When I was in high school, I majored in English and politics. It was election season in the U.S. and Barack Obama and Hillary Clinton were fighting for the Democratic ticket.
We analyzed a lot of speeches, strategies, behaviors and outcomes. I was so fascinated by the emotionality of it. I think I speak for everyone in my class back then, when I say that it felt over-the-top and unrealistic.
At the end, Obama became the first African-American president and thousands of miles away in Germany, we were watching people crying hysterically about it. That’s a lot to handle for Germans.
Eight years later, I feel different. The campaigning was so intense, that it even felt too real to handle. I’m not a citizen, I don’t have any personal connection to this country, but I was completely captivated by it. The times I got angry or happy, the times I judged policy promises or reacted with a certain amount of arrogance toward candidates’ world views, are countless.

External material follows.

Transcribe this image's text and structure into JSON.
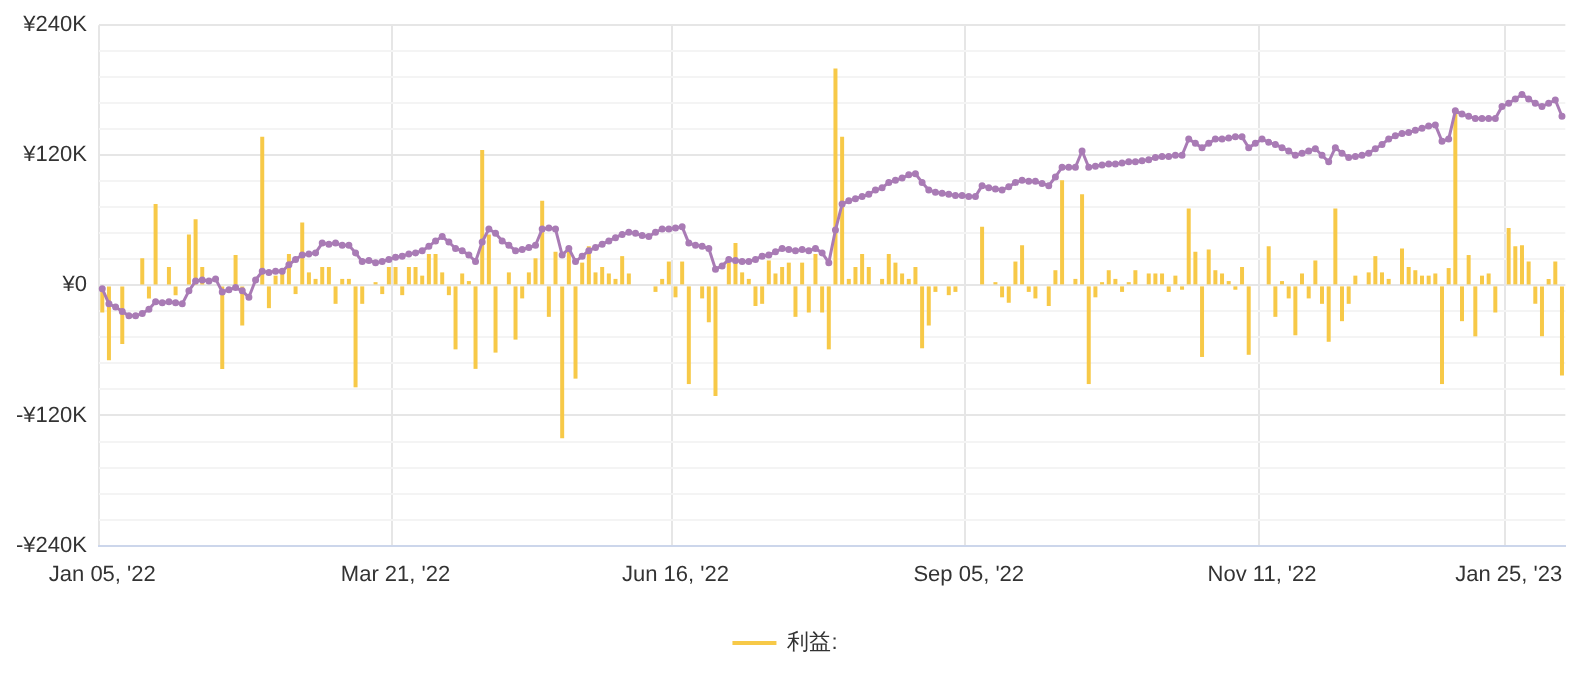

On top of that, the election was part of almost every aspect of my daily life. News networks were almost forgetting about every other major event in the world and were rather focusing on what to call Bill Clinton, if Hillary became president. I wonder, how many people noticed, that the U.S. started direct military attacks in Yemen during that time?
Every kitchen talk with my housemates started with the phrase “I can’t believe what he or she did today…” Every professor of every class had a funny comment about the election to start the class with. At least they thought it was funny. There was such an overdose of election related information and commentaries, that at some point I realized how hard it would have been, if this was my country.
No matter how intense it was for me, it must have felt even more intense for citizens who really care about their country’s future. I imagine that the perceived responsibility rose with every election report on TV, every new poll number, bumper stickers, late-night talk show host’s monologues and even with Clinton or Trump Halloween costumes.
Yes, some of it is meant to be entertainment and I am aware of the fact that many instances profit from it. However, after a certain degree I wonder when and where it would get too far. President Obama was so engaged in campaigning for Hillary Clinton that I always wondered whether he thought about the possibility of Trump winning. Apparently not.
At some point his rhetoric was no different than Stephen Colbert’s or Jimmy Kimmel’s. That’s a sign. Because now Obama had to shake hands with him in the Oval Office, presenting a serious tableau of two opponents, who mocked each other in so many different ways in the past, but can come together for a “peaceful transition.” And everyone has to buy that?
How can politicians expect the people of this country to believe in and support its institutions, when campaigning gets to a point that makes the outcome difficult to watch on TV? It is accurately titled as an “awkward moment,” as Obama and Trump were posing for journalists, but it is also sad to say that about the president and his successor’s first meeting.
If this makes me as a foreigner pensive and emotional, it’s probably too much. A “peaceful transition of power” is not the only thing politicians should focus on. People of this country deserve politicians who fight for their cause without making the widely unpredicted outcome literally unbelievable.
Germany has had a woman head of government since 2005 and I have not seen anyone cry about that. At least not for positive reasons. Maybe German voters are unemotional, maybe we do not get enthusiastic when we read “stronger together” or “make America great again,” maybe the political necessity of building coalitions does not make us go too far. There is no way of knowing.
I wish that politicians would realize that emotionalizing politics can be as dangerous as it can be helpful for their cause. People’s opinions on policies can change over time, but strong emotional attachment to politicians — ecstatic happiness or dramatic display of disappointment toward hard-fought campaigns — can leave their mark for a long time.
M. Selim Yilmaz is a German exchange student at the University of Massachusetts Amherst. He is a master’s degree candidate in political science and public administration at the University of Konstanz.